8. By such partnerships, give practical effect to the idea of a modest economic independence for the little guy, while distinguishing this idea from the limited vehicle of isolated small business.

9. In this context, reintroduce public enterprise whenever useful as a temporary tool, not as the expression of an ideological principle. However, impose hard budget constraints on all public enterprises, and make them independent and competitive.

10. In the established private economy, impose “capitalism” on “capitalists.” Break up oligopolies, and undermine family control of big business.

11. Prefer capacity-giving economic and educational endowments (including some form of asset redistribution) to compensatory transfers. Give everyone a capacity-enhancing stake in the economic order.
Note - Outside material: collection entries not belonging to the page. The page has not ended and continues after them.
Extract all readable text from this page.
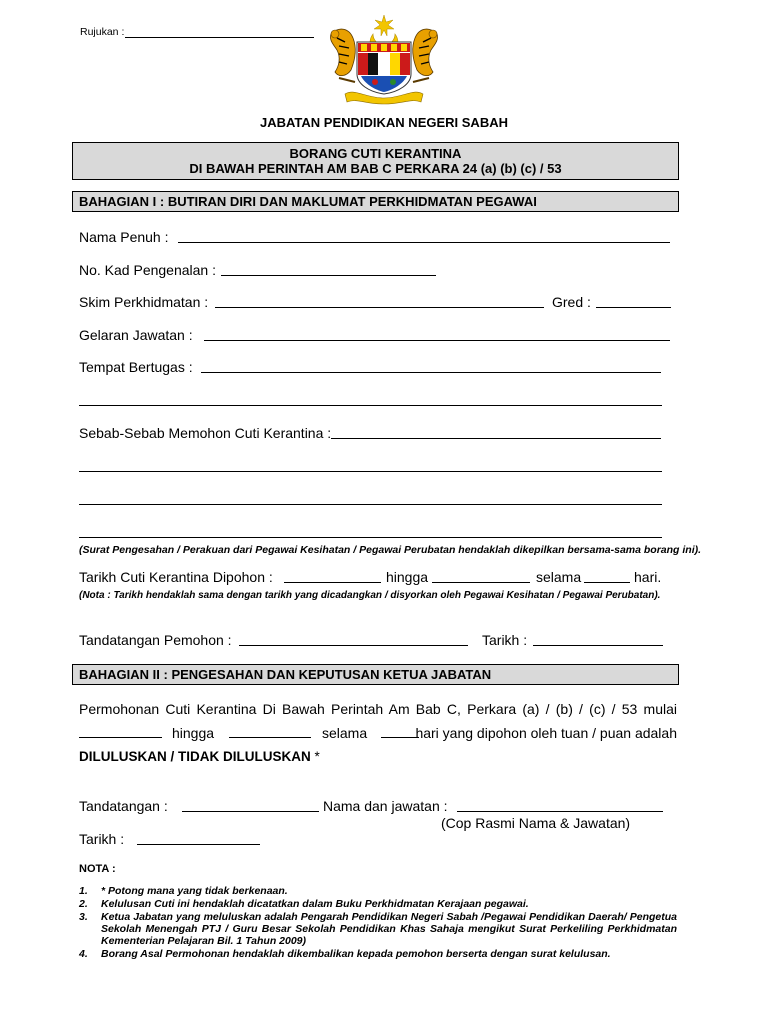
Rujukan :
JABATAN PENDIDIKAN NEGERI SABAH
BORANG CUTI KERANTINA
DI BAWAH PERINTAH AM BAB C PERKARA 24 (a) (b) (c) / 53
BAHAGIAN I : BUTIRAN DIRI DAN MAKLUMAT PERKHIDMATAN PEGAWAI
Nama Penuh :
No. Kad Pengenalan :
Skim Perkhidmatan :	Gred :
Gelaran Jawatan :
Tempat Bertugas :
Sebab-Sebab Memohon Cuti Kerantina :
(Surat Pengesahan / Perakuan dari Pegawai Kesihatan / Pegawai Perubatan hendaklah dikepilkan bersama-sama borang ini).
Tarikh Cuti Kerantina Dipohon :	hingga	selama	hari.
(Nota : Tarikh hendaklah sama dengan tarikh yang dicadangkan / disyorkan oleh Pegawai Kesihatan / Pegawai Perubatan).
Tandatangan Pemohon :	Tarikh :
BAHAGIAN II : PENGESAHAN DAN KEPUTUSAN KETUA JABATAN
Permohonan Cuti Kerantina Di Bawah Perintah Am Bab C, Perkara (a) / (b) / (c) / 53 mulai
hingga	selama	hari yang dipohon oleh tuan / puan adalah
DILULUSKAN / TIDAK DILULUSKAN *
Tandatangan :	Nama dan jawatan :
(Cop Rasmi Nama & Jawatan)
Tarikh :
NOTA :
1.	* Potong mana yang tidak berkenaan.
2.	Kelulusan Cuti ini hendaklah dicatatkan dalam Buku Perkhidmatan Kerajaan pegawai.
3.	Ketua Jabatan yang meluluskan adalah Pengarah Pendidikan Negeri Sabah /Pegawai Pendidikan Daerah/ Pengetua Sekolah Menengah PTJ / Guru Besar Sekolah Pendidikan Khas Sahaja mengikut Surat Perkeliling Perkhidmatan Kementerian Pelajaran Bil. 1 Tahun 2009)
4.	Borang Asal Permohonan hendaklah dikembalikan kepada pemohon berserta dengan surat kelulusan.
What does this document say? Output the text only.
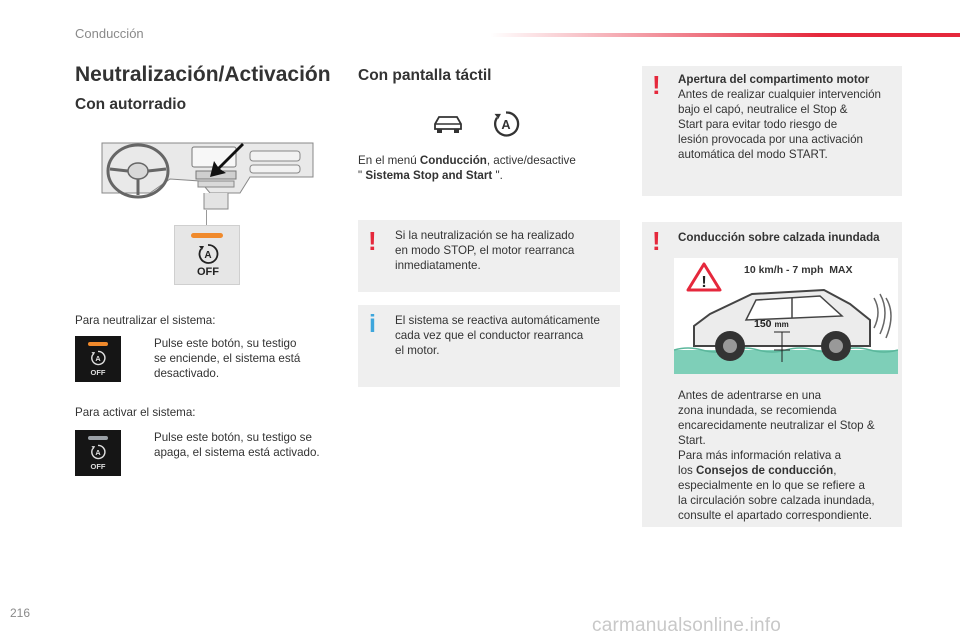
Conducción
Neutralización/Activación
Con autorradio
A
OFF
Para neutralizar el sistema:
A
OFF
Pulse este botón, su testigo
se enciende, el sistema está
desactivado.
Para activar el sistema:
A
OFF
Pulse este botón, su testigo se
apaga, el sistema está activado.
Con pantalla táctil
A
En el menú Conducción, active/desactive
" Sistema Stop and Start ".
! Si la neutralización se ha realizado
en modo STOP, el motor rearranca
inmediatamente.
i El sistema se reactiva automáticamente
cada vez que el conductor rearranca
el motor.
! Apertura del compartimento motor
Antes de realizar cualquier intervención
bajo el capó, neutralice el Stop &
Start para evitar todo riesgo de
lesión provocada por una activación
automática del modo START.
! Conducción sobre calzada inundada
!
10 km/h - 7 mph  MAX
150 mm
Antes de adentrarse en una
zona inundada, se recomienda
encarecidamente neutralizar el Stop &
Start.
Para más información relativa a
los Consejos de conducción,
especialmente en lo que se refiere a
la circulación sobre calzada inundada,
consulte el apartado correspondiente.
216
carmanualsonline.info
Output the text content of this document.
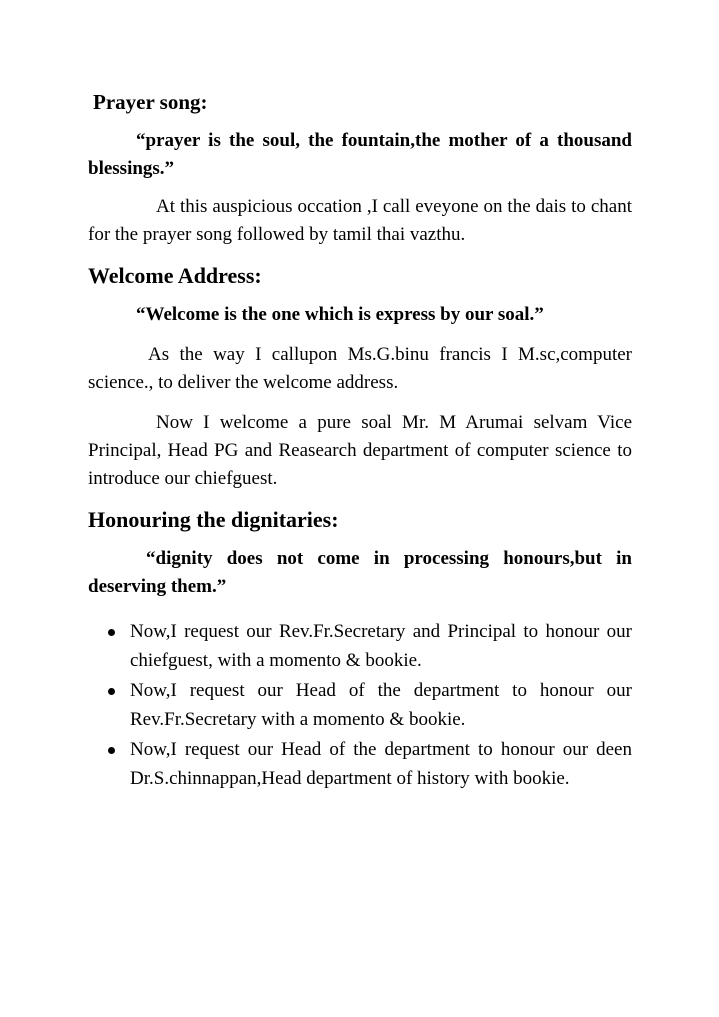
Prayer song:

“prayer is the soul, the fountain,the mother of a thousand blessings.”

At this auspicious occation ,I call eveyone on the dais to chant for the prayer song followed by tamil thai vazthu.

Welcome Address:

“Welcome is the one which is express by our soal.”

As the way I callupon Ms.G.binu francis I M.sc,computer science., to deliver the welcome address.

Now I welcome a pure soal Mr. M Arumai selvam Vice Principal, Head PG and Reasearch department of computer science to introduce our chiefguest.

Honouring the dignitaries:

“dignity does not come in processing honours,but in deserving them.”

Now,I request our Rev.Fr.Secretary and Principal to honour our chiefguest, with a momento & bookie.
Now,I request our Head of the department to honour our Rev.Fr.Secretary with a momento & bookie.
Now,I request our Head of the department to honour our deen Dr.S.chinnappan,Head department of history with bookie.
12. Discard the dogma that the value of the real wage cannot rise above the level of productivity growth. Raise the value of the wage by a combination of democratic deepening, institutional changes (enhancing labor rights without creating a division between insiders and outsiders) and educational, skill-enhancing initiatives.
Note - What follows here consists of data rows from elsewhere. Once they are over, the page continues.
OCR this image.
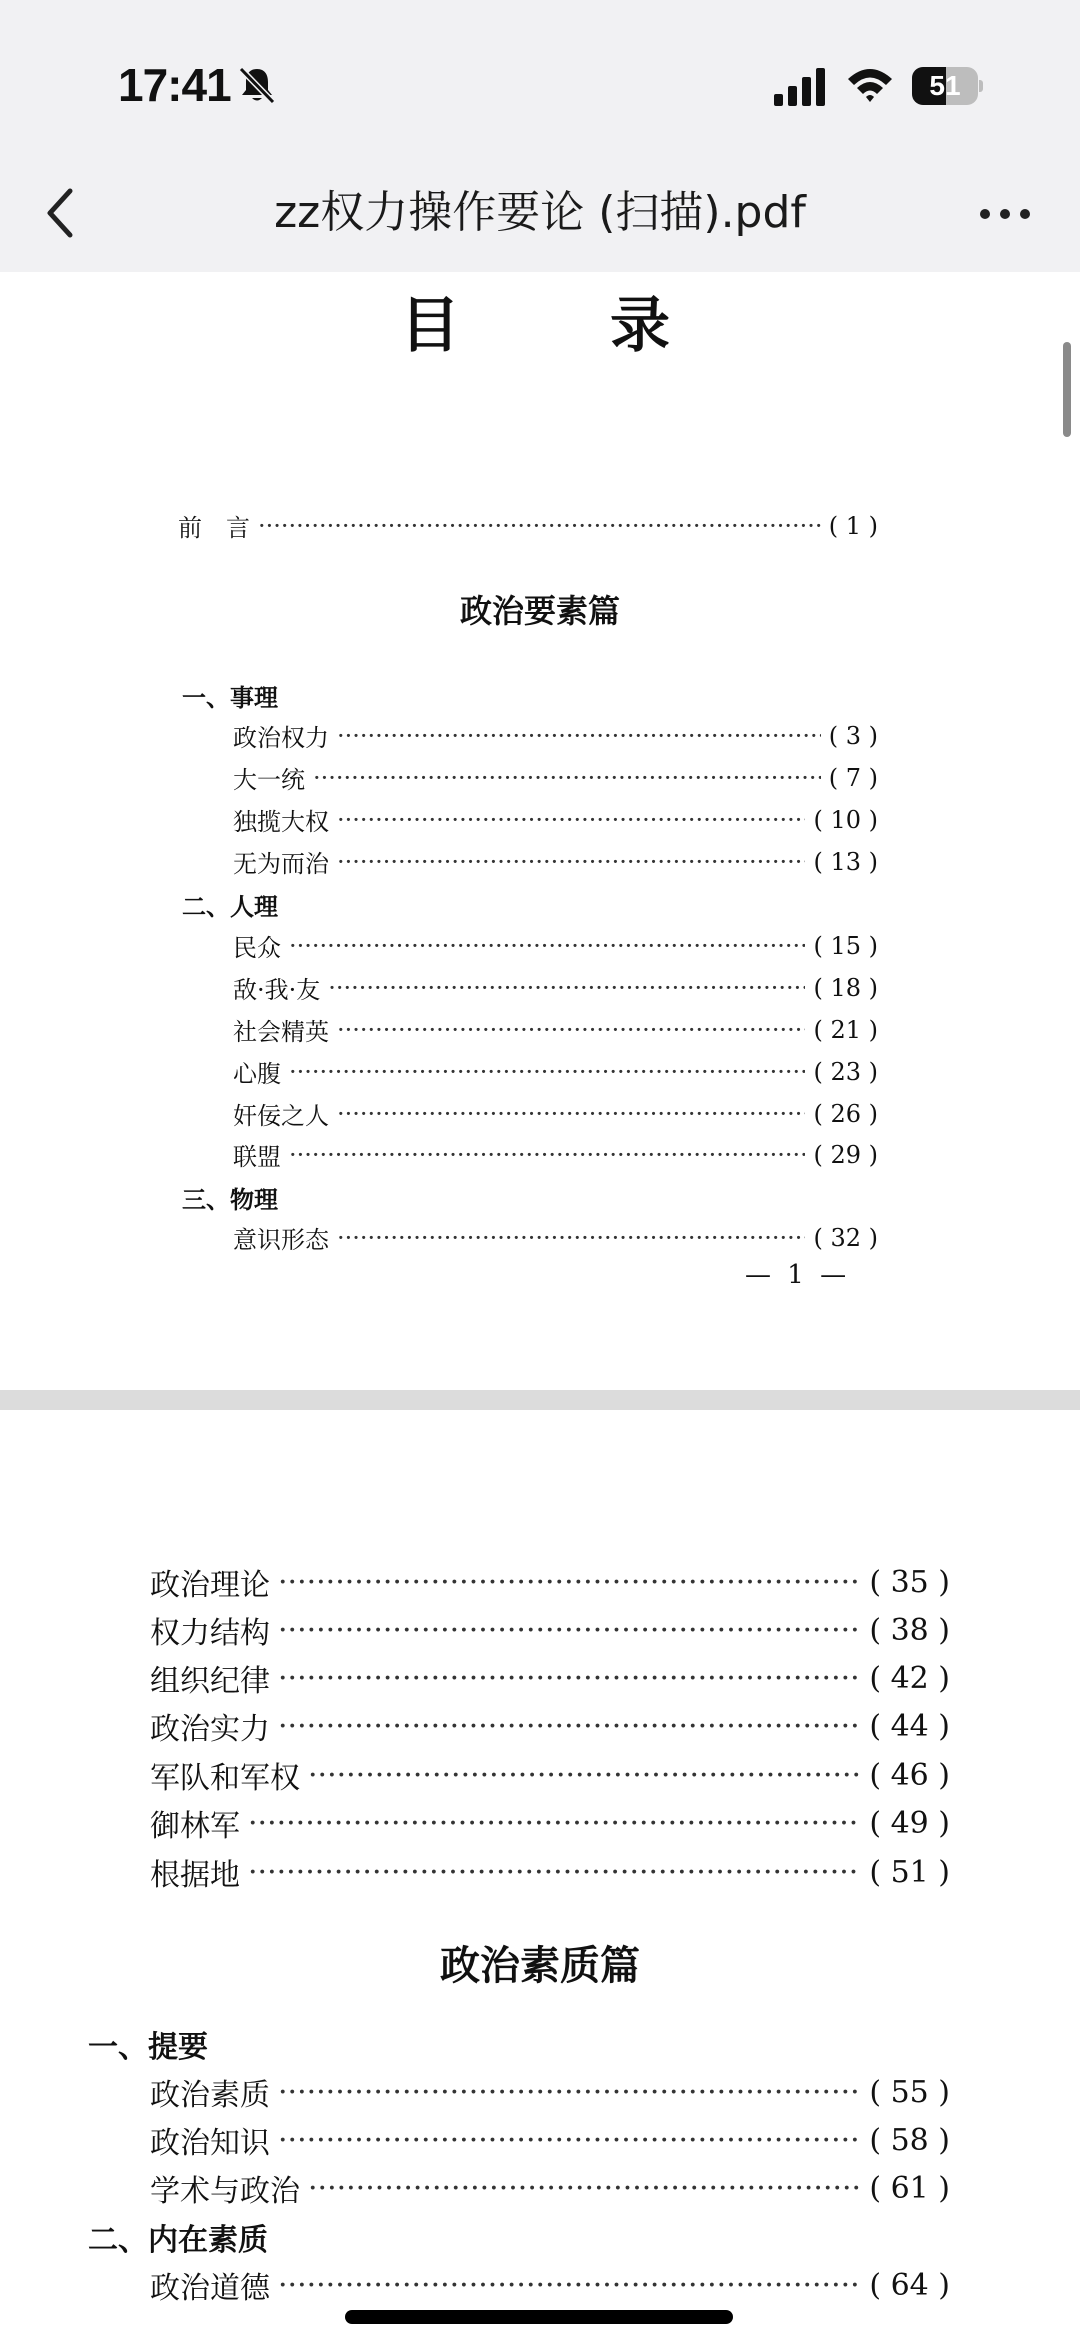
17:41	51
zz权力操作要论 (扫描).pdf
目　　录
前　言 ·····	( 1 )
政治要素篇
一、事理
政治权力 ·····	( 3 )
大一统 ·····	( 7 )
独揽大权 ·····	( 10 )
无为而治 ·····	( 13 )
二、人理
民众 ·····	( 15 )
敌·我·友 ·····	( 18 )
社会精英 ·····	( 21 )
心腹 ·····	( 23 )
奸佞之人 ·····	( 26 )
联盟 ·····	( 29 )
三、物理
意识形态 ·····	( 32 )
— 1 —
政治理论 ·····	( 35 )
权力结构 ·····	( 38 )
组织纪律 ·····	( 42 )
政治实力 ·····	( 44 )
军队和军权 ·····	( 46 )
御林军 ·····	( 49 )
根据地 ·····	( 51 )
政治素质篇
一、提要
政治素质 ·····	( 55 )
政治知识 ·····	( 58 )
学术与政治 ·····	( 61 )
二、内在素质
政治道德 ·····	( 64 )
13. Prefer a strategy of economic growth that combines export orientation with a deepening of the domestic market, achieved through (a) expansion of the social base of advanced production and learning; (b) decentralized, pluralistic, rule-bound, and performance-based coordination between government and private enterprise; (c) resistance to making competitiveness depend on continuing wage repression; (d) selective engagement with the world economy on terms compatible with the national project.

14. Do not accept the identification of free trade with the system now organized by the dominant powers. Agitate to change the rules. Base the agitation on national heresies and on pressure applied by the heretical powers both to (a) prevent the world system from entrenching as vested rights the interests of the dominant powers (interests reflected, for example, in the aggressive expansion of intellectual property rights, the exemption of first-world agriculture, and the grandfathering of first-world export subsidies) and (b) make the system more supportive of altenative national ways (either the many ways or the second way to the many ways).

15. In the organization of the world economy, struggle to diminish, by small but cumulative steps, the contrast between the mobility of capital and the immobility of labor.

16. Deny conclusive force to arguments of the form: any policy involving differential treatment (for example, differential tariffs or differential interest rates) may be best in theory but will not be best in practice, because all selectivity is an invitation to the marriage of dogmatism with favoritism. Refuse the choice between "laissez-faire" and collusion. To escape this Hobson's choice, forge the instruments for a decentralized coordination between government and private enterprise. And change the background conditions and constraints shaping the relation of government to the economy and the society (theses 17 and 18).

17. Do not count on policy makers. Count on politics. Work toward a high-energy but institutionalized politics, marked by a high level of civic engagement and the rapid resolution of impasse between branches of government.

18. Favor a more general, more equal, and more independent organization of civil society as a counterpart to the democratizing of the market and the deepening of democracy. Supplement the traditional devices of private law by a public-law framework for the organization of civil society outside the state.

19. Seek in all things creative and productive power, with the broadest possible social base, and sacrifice, when necessary, the confidence of international finance to the needs of the real economy. To this end, take advantage of contradictions among domestic as well as foreign interests (for example, differences between the interests or the prejudices of financial and industrial capital). Take care first, however, to put in place the conditions for a favorable outcome (high tax take and saving level, prospect for expansion of productive activity and opportunity, promising export strategies, selective capital controls).

20. Go to Harvard (or the equivalent) to master the respectable principles, and discover the accursed principles.